Molto spettacolare la grande installazione di Thomas Saraceno che ricostruisce con fili elastici la tela di una vedova nera. Si può attraversarla cercando di non rimanere impigliati.
Hans Peter Feldman realizza una bellissima scultura/installazione con alcuni carillon che girano e proiettano ombre sulla parete di fondo. Riflettendo quest’anno c’è anche una forte presenza di “ombre” nelle opere della Biennale.
Gilbert and George presentano un’opera super minimalista (d’altra parte già avevano loro dedicato un’ampia sala tre edizioni fa, mi pare). Una foto intitolata “We are only human sculpture”, ehm come dire ce n’eravamo accorti…
Simon Starling presenta un video dedicato ai processi industriali, il “ritratto di un’azienda”.
Diverse installazioni site specific di George Adeagbo con ritagli di vecchi giornali che mi sono sembrate terribilmente fuori tempo, sono cose che si vedevano decine di anni fa.
Alcuni bei disegni in lapis di Toba Khedoori.
Una grande sala con enormi fiori di pongo di Nathalie Djurberg che ti fanno sentire un puffo. Francamente mi hanno lasciata abbastanza indifferente, ancora una volta si torna all’infanzia.
Infine vorrei spende due parole sulla scelta di inserire anche alcuni disegni di Gordon Matta Clark. Matta Clark è stato un artista molto importante negli anni ’70 (è morto nel 1978). Il suo lavoro si caratterizzava per interventi architettonici in case diroccate nelle periferie delle grandi città americane.
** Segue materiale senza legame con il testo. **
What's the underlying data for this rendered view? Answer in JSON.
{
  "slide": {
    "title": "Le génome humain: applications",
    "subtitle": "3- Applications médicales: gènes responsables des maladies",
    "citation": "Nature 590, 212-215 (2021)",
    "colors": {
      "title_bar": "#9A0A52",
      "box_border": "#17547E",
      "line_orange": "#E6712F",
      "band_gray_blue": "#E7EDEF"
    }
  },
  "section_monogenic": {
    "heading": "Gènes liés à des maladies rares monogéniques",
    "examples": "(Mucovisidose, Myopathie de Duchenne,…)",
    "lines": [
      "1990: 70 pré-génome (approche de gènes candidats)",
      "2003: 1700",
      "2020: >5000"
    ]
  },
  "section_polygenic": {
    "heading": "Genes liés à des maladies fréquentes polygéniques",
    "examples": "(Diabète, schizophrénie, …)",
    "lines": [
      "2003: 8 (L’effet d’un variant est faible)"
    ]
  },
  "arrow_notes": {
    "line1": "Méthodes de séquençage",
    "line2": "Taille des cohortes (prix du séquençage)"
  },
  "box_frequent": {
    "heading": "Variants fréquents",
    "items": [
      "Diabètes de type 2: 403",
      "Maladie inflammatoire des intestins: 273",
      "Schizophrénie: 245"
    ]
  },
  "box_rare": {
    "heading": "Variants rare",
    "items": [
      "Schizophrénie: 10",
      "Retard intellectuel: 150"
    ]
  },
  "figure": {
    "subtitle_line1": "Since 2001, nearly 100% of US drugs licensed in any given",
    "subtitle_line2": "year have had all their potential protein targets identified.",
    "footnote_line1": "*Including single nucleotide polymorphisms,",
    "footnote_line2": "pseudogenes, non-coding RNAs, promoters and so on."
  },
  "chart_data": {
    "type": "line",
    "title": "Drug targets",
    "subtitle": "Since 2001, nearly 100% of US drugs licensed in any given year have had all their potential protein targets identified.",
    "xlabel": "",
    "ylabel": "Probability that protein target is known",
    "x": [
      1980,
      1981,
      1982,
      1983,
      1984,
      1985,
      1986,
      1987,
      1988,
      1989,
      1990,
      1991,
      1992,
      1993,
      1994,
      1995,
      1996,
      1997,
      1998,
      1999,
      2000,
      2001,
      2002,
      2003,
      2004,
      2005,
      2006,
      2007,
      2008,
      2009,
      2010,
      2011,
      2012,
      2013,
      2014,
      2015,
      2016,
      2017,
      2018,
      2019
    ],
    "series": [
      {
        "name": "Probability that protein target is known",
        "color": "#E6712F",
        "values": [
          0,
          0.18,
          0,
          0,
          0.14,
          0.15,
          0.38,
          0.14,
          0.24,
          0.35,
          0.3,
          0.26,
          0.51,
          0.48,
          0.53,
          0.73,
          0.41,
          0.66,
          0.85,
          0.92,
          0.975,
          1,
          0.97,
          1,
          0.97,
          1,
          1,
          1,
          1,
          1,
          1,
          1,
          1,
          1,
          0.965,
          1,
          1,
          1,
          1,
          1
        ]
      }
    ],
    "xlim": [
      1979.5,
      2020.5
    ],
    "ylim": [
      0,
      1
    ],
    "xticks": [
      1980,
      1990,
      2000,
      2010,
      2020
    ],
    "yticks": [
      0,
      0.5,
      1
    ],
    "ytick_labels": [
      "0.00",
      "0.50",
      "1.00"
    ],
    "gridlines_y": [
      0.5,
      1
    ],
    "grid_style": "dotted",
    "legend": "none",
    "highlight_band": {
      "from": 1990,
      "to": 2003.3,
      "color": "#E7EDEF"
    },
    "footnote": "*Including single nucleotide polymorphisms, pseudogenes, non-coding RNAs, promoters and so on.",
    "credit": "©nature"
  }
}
E’ famoso per il suo "taglio di edifici", una serie di lavori eseguiti su edifici abbandonati nei quali rimosse artisticamente sezioni di pavimenti, soffitti, e muri. E’ stato eccezionale, un artista avanti di decenni. Io mi chiedo che senso ha proporre alcuni disegni? E’ un artista che avrebbe meritato ben altro spazio e considerazione e magari anche un premio alla carriera (voglio dire se l’hanno dato a Yoko Ono…).
ALLESTIMENTO
Quest’anno l’allestimento è stato molto curato, forse più di sempre. Il ristorante di Tobias Rehberger, il book shop di Rirkrit Tiravanija e lo spazio educational di Massimo Bartolini sono spazi molto belli e funzionali. Complimenti, davvero un ottimo lavoro.
EVENTI COLLATERALI
Sono molti e probabilmente alcuni anche di buona qualità, se fate in tempo non perdetevi punta della dogana con la collezione di Pinault con la statua del ragazzino con la rana che ha dato tanto fastidio ai giornali (Boy with Frog di Charles Ray).